Opinión: "Raposas y lobos sueltos son predadores que en los campos devoran al más débil... En la geométrica trampa de la ciudad, se autodevoran, se extinguen en el laberinto gris de trámites académicos, de consultas psiquiátricas, de relaciones fracasadas. Antonieta Madrid es biógrafa de angustias, confidente de mujeres entre cuyos dedos se escapa la arena del tiempo... La literatura es este montaje de filmación de la vida (...) Si algo alivia la cerril monacalidad de la literatura venezolana es la activa irrupción de las mujeres..." Luis Britto García. "Volando libremente". El Nacional, Caracas, 2001.

FRAGMENTOS
—"Soy yo, Fulvia Fénix. En el tiempo arbitrario del recuerdo todo lo puedo ver clarísimo. Aquella infausta tarde, cuando entré a la biblioteca, Marcelo no se percató de mi llegada, porque ya él no estaba allí. Sólo su cuerpo sin alma ocupaba aquel lugar. Le hablaba y mis palabras se perdían en el silencio más pertinaz. Me negué a creer que no podía escucharme y le dije cosas horribles. Me había programado para pronunciar las palabras más hirientes. Yo estaba vestida de rojo como hoy, había un demonio dentro de mi cuerpo que hablaba por mi propia boca y articulaba palabras que me eran ajenas. Mis labios se movían involuntariamente y podía escuchar mis palabras como si hubiesen sido dichas por otra persona totalmente desconocida e impredecible...

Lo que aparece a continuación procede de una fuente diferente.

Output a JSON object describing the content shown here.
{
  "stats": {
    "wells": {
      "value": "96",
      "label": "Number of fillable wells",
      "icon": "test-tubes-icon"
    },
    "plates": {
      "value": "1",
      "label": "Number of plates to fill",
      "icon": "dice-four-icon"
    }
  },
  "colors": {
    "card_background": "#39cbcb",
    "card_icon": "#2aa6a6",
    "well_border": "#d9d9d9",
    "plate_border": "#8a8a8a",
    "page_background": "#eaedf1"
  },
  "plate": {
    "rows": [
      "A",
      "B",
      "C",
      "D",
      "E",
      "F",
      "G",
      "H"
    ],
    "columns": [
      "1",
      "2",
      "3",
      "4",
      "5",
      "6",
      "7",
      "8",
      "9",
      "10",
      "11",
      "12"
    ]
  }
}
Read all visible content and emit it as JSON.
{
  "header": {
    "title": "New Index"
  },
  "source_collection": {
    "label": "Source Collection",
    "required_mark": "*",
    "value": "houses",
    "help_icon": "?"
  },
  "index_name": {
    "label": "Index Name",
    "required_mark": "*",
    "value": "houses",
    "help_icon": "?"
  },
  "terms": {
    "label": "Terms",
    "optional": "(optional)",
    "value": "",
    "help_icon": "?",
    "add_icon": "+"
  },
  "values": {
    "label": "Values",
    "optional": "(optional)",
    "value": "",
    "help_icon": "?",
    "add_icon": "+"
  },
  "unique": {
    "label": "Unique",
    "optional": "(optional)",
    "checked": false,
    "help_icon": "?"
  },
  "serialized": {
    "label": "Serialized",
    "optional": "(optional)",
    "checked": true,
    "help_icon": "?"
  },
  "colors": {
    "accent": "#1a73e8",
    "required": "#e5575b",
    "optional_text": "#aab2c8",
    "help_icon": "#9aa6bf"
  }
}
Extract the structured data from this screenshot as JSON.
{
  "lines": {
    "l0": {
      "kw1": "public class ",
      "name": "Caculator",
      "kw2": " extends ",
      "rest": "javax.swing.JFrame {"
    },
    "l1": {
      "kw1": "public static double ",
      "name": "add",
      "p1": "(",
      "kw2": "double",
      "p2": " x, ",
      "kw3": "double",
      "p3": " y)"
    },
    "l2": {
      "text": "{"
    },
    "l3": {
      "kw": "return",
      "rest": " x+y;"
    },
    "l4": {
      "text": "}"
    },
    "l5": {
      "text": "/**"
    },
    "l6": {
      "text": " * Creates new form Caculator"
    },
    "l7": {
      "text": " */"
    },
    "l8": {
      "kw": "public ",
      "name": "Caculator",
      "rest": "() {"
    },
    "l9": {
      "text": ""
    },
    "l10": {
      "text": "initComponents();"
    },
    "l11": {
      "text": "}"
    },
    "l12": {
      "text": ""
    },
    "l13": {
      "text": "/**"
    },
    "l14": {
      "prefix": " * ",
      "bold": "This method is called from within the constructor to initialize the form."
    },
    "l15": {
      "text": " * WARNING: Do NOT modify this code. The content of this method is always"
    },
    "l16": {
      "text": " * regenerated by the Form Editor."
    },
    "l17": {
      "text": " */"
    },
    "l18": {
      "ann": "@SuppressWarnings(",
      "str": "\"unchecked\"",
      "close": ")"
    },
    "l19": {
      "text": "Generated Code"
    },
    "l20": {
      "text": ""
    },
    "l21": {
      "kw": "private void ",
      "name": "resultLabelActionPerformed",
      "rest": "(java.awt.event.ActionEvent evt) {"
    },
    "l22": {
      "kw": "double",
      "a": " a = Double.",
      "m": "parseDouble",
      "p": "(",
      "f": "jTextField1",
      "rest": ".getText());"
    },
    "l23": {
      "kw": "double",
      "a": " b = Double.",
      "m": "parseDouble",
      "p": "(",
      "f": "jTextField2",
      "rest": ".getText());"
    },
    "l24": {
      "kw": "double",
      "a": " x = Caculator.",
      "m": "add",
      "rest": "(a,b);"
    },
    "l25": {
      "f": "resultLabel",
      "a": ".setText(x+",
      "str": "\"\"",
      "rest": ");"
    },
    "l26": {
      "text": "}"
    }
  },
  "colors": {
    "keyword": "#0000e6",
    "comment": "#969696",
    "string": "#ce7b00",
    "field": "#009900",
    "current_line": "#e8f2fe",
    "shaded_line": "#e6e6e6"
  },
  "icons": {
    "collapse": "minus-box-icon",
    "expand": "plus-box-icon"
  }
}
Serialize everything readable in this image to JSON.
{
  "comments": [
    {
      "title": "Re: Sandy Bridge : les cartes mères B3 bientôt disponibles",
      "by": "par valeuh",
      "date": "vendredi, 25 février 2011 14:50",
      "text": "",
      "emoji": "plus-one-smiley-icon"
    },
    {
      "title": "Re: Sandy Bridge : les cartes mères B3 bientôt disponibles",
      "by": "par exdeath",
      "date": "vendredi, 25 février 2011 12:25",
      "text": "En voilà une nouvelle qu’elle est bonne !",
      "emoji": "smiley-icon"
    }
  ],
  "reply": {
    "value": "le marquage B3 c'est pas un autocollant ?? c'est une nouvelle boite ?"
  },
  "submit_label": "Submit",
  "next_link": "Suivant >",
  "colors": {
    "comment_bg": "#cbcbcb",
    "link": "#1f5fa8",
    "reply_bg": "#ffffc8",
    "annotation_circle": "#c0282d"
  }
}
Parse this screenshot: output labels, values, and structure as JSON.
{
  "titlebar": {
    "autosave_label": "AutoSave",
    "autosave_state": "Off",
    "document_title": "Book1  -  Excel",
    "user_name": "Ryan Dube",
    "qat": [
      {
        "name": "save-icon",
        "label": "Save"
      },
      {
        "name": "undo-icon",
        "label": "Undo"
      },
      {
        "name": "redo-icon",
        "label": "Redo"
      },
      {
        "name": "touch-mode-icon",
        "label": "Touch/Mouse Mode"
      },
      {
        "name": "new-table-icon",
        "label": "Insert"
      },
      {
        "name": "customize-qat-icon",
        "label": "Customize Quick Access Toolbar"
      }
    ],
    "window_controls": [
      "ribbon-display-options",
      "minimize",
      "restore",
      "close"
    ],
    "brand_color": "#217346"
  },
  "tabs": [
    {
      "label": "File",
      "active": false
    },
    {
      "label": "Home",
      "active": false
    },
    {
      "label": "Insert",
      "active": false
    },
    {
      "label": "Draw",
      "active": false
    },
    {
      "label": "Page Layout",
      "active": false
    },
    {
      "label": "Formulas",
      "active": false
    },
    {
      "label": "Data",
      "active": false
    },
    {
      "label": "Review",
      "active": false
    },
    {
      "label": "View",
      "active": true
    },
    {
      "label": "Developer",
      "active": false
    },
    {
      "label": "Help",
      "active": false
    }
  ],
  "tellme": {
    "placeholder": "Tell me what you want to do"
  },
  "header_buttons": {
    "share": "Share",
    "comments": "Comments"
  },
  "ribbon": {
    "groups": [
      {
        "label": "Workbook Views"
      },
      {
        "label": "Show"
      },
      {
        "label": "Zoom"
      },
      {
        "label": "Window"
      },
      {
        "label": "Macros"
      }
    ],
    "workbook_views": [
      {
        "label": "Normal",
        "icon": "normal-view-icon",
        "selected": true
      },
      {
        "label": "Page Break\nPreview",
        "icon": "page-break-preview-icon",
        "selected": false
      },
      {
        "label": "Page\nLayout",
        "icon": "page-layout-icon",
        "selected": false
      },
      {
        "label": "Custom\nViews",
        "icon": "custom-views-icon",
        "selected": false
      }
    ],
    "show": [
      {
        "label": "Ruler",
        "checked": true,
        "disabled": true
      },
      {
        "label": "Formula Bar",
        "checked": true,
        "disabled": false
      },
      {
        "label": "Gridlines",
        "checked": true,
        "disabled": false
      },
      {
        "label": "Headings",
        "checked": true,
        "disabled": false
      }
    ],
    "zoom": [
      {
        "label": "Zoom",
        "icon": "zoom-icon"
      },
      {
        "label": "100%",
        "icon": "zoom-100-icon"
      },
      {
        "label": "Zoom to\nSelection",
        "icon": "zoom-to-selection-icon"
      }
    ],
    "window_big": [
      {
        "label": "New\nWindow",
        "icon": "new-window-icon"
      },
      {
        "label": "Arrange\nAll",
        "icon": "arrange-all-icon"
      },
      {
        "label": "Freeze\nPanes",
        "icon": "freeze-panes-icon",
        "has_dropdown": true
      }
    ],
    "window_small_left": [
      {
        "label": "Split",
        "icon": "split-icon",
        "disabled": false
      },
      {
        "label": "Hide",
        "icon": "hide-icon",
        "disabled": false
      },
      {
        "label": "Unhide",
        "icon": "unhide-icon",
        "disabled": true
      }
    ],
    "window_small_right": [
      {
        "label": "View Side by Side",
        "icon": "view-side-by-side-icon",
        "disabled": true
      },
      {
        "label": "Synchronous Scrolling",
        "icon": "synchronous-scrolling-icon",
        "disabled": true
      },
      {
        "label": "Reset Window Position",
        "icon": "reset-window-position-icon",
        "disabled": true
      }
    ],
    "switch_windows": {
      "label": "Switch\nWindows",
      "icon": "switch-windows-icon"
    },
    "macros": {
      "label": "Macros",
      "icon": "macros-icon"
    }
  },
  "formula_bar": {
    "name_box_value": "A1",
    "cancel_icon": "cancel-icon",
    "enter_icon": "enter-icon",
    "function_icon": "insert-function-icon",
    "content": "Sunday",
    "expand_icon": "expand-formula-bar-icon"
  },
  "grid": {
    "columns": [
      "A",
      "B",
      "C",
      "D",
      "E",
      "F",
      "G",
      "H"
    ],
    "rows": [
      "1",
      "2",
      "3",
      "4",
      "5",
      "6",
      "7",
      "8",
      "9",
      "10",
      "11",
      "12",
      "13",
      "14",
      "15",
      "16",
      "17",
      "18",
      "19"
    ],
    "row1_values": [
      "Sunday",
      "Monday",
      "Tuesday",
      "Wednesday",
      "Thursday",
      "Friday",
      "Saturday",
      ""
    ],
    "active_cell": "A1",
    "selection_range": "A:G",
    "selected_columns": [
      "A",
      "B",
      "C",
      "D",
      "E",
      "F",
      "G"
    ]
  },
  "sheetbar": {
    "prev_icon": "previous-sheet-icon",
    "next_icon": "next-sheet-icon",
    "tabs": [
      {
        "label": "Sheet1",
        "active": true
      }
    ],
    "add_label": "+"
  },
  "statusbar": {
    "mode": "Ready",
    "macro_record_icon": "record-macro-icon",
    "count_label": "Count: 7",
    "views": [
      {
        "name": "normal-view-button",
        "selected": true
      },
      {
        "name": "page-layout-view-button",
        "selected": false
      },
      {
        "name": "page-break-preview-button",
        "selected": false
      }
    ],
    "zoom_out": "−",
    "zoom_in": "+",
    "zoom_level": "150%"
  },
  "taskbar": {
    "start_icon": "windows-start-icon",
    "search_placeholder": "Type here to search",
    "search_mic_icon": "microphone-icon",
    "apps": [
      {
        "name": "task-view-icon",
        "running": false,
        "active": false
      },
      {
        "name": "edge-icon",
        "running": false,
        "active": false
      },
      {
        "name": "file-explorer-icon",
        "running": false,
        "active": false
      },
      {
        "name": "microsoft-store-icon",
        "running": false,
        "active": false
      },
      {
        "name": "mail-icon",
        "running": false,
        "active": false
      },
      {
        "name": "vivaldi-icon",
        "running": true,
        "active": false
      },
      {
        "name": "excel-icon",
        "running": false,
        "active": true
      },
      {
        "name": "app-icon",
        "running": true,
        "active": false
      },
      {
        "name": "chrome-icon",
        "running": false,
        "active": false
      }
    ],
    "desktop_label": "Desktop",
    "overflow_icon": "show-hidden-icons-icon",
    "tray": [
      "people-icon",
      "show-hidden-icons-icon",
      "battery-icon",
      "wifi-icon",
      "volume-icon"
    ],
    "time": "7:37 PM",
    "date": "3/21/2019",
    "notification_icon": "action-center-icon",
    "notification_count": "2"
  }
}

Infructuoso ha resultado el empeño. Fulvia pudo ver a los amigos de Marcelo en la barra del bar, saludándose, abrazándose, despidiéndose, pero el espíritu invocado no acudió a la cita. Ha decidido continuar la búsqueda por otros lugares. Desesperada, sale del bar y camina por La Gran Banana. Se propone esta vez partir del Centro Comercial La Boca del Lobo y recorrer los bares de la ribera sur del Donaire. Desmelenada, entra en cada uno de aquellos antros llenos de humo. Ya no espera al espíritu de Marcelo. Sabe que su fantasma no la visitará esta noche. Ahora ella busca otra cosa, algo terrible tal vez." (En: Soy yo, fulvia Fénix, sombra de mí misma, Pag.13).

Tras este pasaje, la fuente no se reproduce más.